Types of abnormal heart sounds encountered in HF (2)
Gallops
- S3 gallop—rapid expansion of the ventricular walls in early diastole
- HFrEF/dilated heartKen-tuc-ky (S1-S2-S3)
- S4 gallop—atria contracting forcefully in an effort to overcome abnormally stiff or hypertrophic LV
- Ten-ne-ssee (S4-S1-S2)
Major types of laboratory/imaging studies & tests used in dx of HF
- lab tests: natriuretic peptides
- BNP (B-type natriuretic)
- NT-proBNP
- imaging studies
- CXR
- Electrocardiogram (EKG)
- Echocardiography
- Catheterization
BNP & NT-proBNP definition
- BNP=B-type natriuretic peptide –> secreted by myocardium in response to:
- Primary: ventricular stretch
- Secondary: hyperadrenergic state, RAAS activation, ischemia
- BT-proBNP: n-terminus breakdown product of BNP
- remains in blood longer and is easier to measure
Primary dx use of BNP/pro-BNP
- clincally used to rule out HF
- used as a comparison to base BNP levels
- multiple root causes that can lead to elevated BNP
Dx of HF via CXR
- Enlarged cardiac silhouette = HFrEF
- ↑upper lobe vascular markings = acute decompensation
- fluffy infiltrates = pulmonary edema
- pleural effusions
Dx of HF via EKG
- No direct diagnosis of HF can be made w/EKG
- Can infer possibility of HF from other findings:
- Q waves—prior MI
- Increased voltage—LVH
- Arrhythmia (AF, PVCs), non-sustained ventricular tachycardia (NSVT)
Dx of HF via Echo
- Provides information on a number of different factors:
- LVEF
- chamber size (dilation), LV wall thickness (hypertrophy)
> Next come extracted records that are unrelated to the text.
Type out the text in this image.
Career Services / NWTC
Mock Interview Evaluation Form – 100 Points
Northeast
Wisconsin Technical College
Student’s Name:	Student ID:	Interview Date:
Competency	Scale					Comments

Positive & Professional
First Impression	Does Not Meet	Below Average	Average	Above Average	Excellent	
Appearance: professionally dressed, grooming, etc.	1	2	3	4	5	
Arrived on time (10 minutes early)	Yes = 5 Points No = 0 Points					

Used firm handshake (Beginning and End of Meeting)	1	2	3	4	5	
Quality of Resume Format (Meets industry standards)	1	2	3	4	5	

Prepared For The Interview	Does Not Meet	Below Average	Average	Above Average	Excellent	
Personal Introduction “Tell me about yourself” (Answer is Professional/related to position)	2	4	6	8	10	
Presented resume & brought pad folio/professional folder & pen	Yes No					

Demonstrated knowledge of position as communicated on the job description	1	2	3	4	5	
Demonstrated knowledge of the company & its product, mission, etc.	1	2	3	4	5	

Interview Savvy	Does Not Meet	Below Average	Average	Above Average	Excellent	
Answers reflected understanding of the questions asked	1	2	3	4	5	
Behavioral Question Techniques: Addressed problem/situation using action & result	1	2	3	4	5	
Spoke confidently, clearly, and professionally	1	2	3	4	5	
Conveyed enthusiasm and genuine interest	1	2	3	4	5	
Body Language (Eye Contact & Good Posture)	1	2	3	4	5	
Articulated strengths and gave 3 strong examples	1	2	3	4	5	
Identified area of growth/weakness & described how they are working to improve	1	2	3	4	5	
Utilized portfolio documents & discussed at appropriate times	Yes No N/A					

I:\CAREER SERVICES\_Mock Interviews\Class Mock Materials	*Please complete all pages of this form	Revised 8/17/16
- measures of relaxation (diastology)
- valvular anatomy and function
- filling pressures, pulmonary pressures.
- Advantages: real time, non-invasive, no radiation, inexpensive
Characteristics of right heart catherization
- A plastic catheter is placed into a major vein and floated through the right heart and into the pulmonary artery
- A balloon on the end helps blood flow carry it to the lungs.
- Balloon allows a branch of the pulmonary artery to be occluded so that the downstream pressure can be measured = left atria pressure / left sided filling pressure
Measurements that can be obtained from right heart catheterization
- Measure pressures—CVP/RA, RV, PA, PCWP
- Measure flow/CO
- Resistances can be calculated from pressures and flow.